Aufwind nach Wahldebakel

Auch Hobhouse' Partei verspürt nach drei desaströsen Wahlen im Gefolge der Koalition mit den Konservativen (2010–15) diesmal Aufwind: Statt des traurigen Häufleins von elf Abgeordneten bei der Adventswahl 2019 dürften sich vom kommenden Wochenende an mehrere Dutzend Liberaldemokraten, im Volksmund Libdems genannt, in Westminster versammeln.

Dabei hat sich der Stimmanteil für die traditionelle dritte landesweite Partei Großbritanniens kaum verändert: Den Umfragefirmen zufolge liegt sie zwischen zehn und zwölf Prozent (2019: 11,6 Prozent) und damit deutlich hinter der Reformbewegung des Nationalpopulisten Nigel Farage (16), von Premier Rishi Sunaks Konservativen (20) und Labour (41) ganz zu schweigen. Doch kommt es im britischen Mehrheitswahlrecht auf die Verhältnisse in den einzelnen 650 Wahlkreisen an. Und da sich auf der rechten Seite des politischen Spektrums Torys und Reform gegenseitig die Stimmen abjagen, erhalten die Libdems die Unterstützung all jener, denen die alte Arbeiterpartei unter ihrem milden Chef Keir Starmer doch noch zu radikal ist.

Neue Strategie

Die Schwäche der Regierungspartei bewog den liberalen Parteichef Edward Davey Mitte vergangenen Monats sogar zu einer plötzlichen Neuausrichtung seiner Strategie.
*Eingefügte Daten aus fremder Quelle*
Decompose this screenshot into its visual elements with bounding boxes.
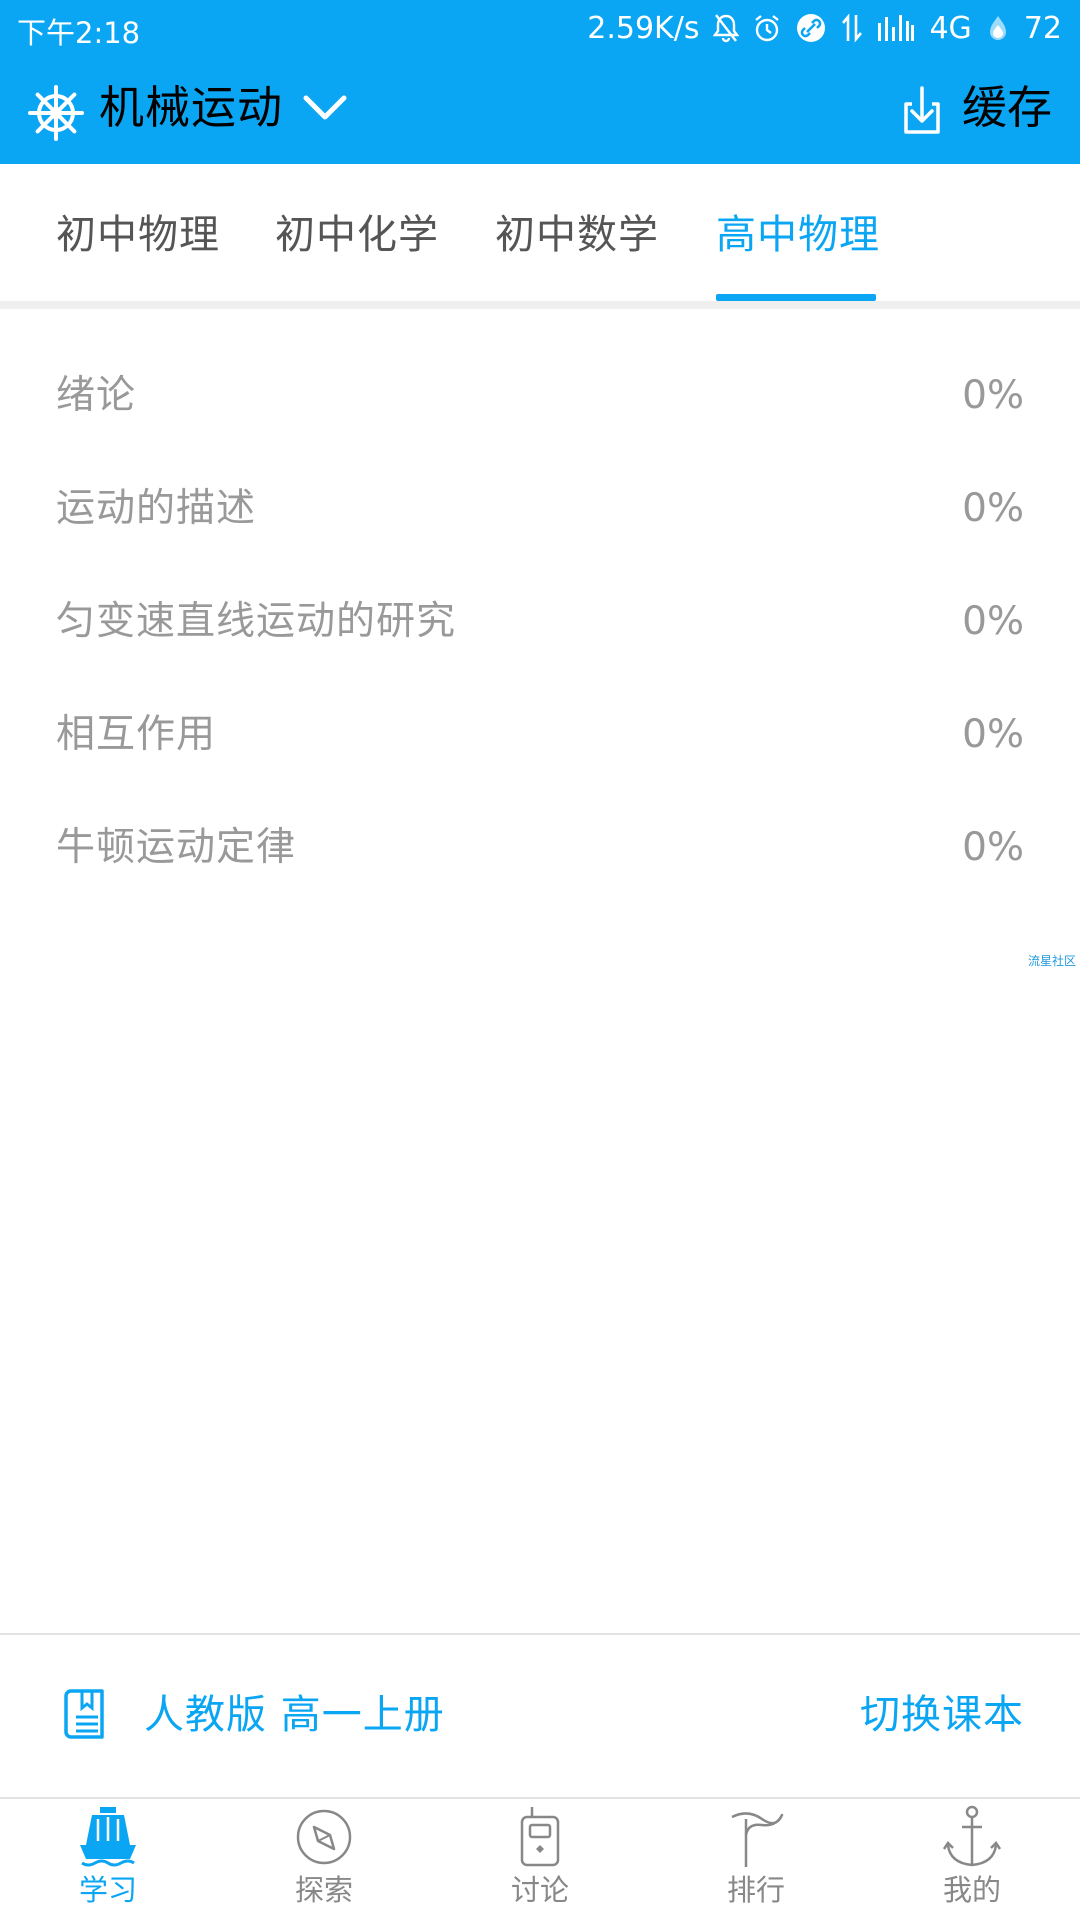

Statt der Konzentration auf wohlhabende Städte wie Bath und den Speckgürtel rund um London wirft die Partei plötzlich mehr Ressourcen in bisher konservative, ländlich geprägte Wahlkreise im Westen Englands, wo die Libdems vor ihrem katastrophalen Einbruch 2015 schon gut vertreten waren. "Wir konnten das nicht erwarten, aber die Lage sieht jetzt gut aus", freut sich der 58-Jährige.

Das führt dazu, dass die Werbetrupps der Libdems in Bath häufiger einmal ohne Kandidatin auskommen müssen. Wera Hobhouse hilft dann in angrenzenden Wahlkreisen aus, wo die Verhältnisse weniger gesichert sind und ihr Bekanntheitsgrad als Parlamentsabgeordnete den örtlichen Kandidatinnen ein wenig Aufmerksamkeit verschaffen kann. "Das erwartet die Partei von mir", berichtet Hobhouse dieser Zeitung.

Klima- und Wasserschutz

Aufmerksamkeit erhält auch Parteichef Davey, dem der Wahlkampf viel Spaß zu machen scheint. Die sonst auf die beiden großen Parteien konzentrierten Medien freuen sich über die hübschen Bilder vom untersetzten Politiker, der fotogen in Seen fällt, mit dem Rad steile Abhänge hinuntersaust oder Bungeejumping ausprobiert. Dem früheren Energieminister gelingt es auf diese Weise aber auch, wichtige Anliegen seiner Partei zu propagieren. So treten die Libdems für rascheren Klimaschutz ein, wofür die zugigen Häuser der Briten mit Staatszuschüssen besser isoliert werden sollen. Reformen strebt die Partei bei den privatisierten Wasserwerken an, die britische Gewässer und Strände mit ungefiltertem Abwasser verseuchen.

Thema Pflege

Auch hat sich Davey glaubwürdig das vielfach vernachlässigte Thema der Pflege von Alten und Behinderten zu eigen gemacht: Als Halbwüchsiger pflegte er seine schwerkranke Mutter bis zu ihrem Tod, inzwischen ist er Vater eines schwerbehinderten Teenagers. Ihn treibe die Furcht um, hat Davey kürzlich mit stockender Stimme gesagt, "was mit John werden soll, wenn wir mal nicht mehr da sind". Weil Millionen von Briten diese Sorge kennen, zählt das Interview schon jetzt zu den herausragenden TV-Momenten dieses Wahlkampfes.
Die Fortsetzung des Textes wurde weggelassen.